In support of the study, another psychologist, Shauna Springer, said that all relationships begin with the “cocaine rush” phase. She described the phase as an initial period of intense, highly pleasurable bonding based on the mutual fantasy that the two lovers are ideally matched and perfectly suited for each other.

She maintained that it is during the “cocaine rush” phase that a feeling of having found one’s soul mate has tremendous emotional pull on new lovers.

She said in her study, “I would not be the first person to draw a comparison between the state of falling in love and the state of feeling high on drugs. We’re not talking about the slightly buzzed feeling you might get from drinking a glass or two of wine, but rather about the high-octane euphoria associated with smoking crack cocaine. Falling in love is the best high you can get without breaking any laws.”

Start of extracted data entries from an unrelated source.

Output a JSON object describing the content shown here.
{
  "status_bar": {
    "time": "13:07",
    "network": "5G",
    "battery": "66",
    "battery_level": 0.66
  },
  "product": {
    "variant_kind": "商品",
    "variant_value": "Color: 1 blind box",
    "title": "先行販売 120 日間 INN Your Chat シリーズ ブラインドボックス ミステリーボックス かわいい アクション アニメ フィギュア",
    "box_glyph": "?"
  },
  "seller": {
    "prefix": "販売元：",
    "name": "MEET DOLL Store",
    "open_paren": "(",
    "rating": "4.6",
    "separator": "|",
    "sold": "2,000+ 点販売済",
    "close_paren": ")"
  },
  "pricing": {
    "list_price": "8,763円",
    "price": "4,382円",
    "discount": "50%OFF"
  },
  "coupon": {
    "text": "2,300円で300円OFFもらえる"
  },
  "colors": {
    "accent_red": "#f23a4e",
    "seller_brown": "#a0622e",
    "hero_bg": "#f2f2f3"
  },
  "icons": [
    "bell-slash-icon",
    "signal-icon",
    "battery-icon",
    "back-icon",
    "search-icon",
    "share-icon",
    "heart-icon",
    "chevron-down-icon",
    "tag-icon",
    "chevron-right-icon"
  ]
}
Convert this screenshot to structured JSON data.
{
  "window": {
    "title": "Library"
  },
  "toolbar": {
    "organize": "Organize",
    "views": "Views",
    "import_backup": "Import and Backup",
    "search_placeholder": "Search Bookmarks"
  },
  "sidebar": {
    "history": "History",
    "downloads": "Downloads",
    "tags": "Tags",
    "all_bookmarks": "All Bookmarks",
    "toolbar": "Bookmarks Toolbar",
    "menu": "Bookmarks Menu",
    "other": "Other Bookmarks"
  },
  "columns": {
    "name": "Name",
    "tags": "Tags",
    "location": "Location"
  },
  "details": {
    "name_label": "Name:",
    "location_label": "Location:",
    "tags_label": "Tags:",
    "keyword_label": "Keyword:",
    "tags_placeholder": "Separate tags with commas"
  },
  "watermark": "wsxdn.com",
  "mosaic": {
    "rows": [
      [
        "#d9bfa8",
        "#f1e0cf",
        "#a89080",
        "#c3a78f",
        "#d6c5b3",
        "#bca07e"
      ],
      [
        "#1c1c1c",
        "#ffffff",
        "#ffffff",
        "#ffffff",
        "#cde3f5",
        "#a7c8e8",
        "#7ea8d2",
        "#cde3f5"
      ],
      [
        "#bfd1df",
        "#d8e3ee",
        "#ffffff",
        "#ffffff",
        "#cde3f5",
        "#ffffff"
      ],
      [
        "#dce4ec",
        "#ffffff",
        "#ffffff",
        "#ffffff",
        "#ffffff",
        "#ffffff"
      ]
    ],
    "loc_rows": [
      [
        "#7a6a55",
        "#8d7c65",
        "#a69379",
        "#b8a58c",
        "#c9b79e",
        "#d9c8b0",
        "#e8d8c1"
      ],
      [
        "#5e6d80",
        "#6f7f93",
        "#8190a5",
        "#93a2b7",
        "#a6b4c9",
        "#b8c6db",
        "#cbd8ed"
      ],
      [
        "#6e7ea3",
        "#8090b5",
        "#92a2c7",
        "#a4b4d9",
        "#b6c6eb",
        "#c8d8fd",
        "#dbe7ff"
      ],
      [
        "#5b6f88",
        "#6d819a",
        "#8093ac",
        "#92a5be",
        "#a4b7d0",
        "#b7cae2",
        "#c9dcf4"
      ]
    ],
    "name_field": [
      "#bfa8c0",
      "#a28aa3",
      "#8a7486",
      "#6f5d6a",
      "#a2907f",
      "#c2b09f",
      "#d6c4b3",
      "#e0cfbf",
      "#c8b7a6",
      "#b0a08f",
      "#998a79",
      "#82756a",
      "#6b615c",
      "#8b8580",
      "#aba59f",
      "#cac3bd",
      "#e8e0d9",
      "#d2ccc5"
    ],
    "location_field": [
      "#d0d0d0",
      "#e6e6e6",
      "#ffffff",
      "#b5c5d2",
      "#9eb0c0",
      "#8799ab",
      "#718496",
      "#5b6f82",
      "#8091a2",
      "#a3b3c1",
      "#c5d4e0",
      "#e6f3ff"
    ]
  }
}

A consultant psychologist based in Lagos, Dr. Olubola Adebowale, said she couldn’t agree less to the studies—drawing from her personal experience about 15 years ago when she first fell in love.

She said that when two people fall in love, the brain takes charge more than the heart, adding that the brain chemicals which are released are similar to those with someone who takes cocaine. She said, “That is why you see a guy who can go to any length to do for his lover what he cannot do for anybody else and likewise, the lady. Love intoxicates, just like doing drugs. You dream of the person and see them everywhere you go. It’s more like hallucination.

“It has happened to many of us at some point in time. So instead of doing cocaine and other drugs, now there is an alternative for people: fall in love.”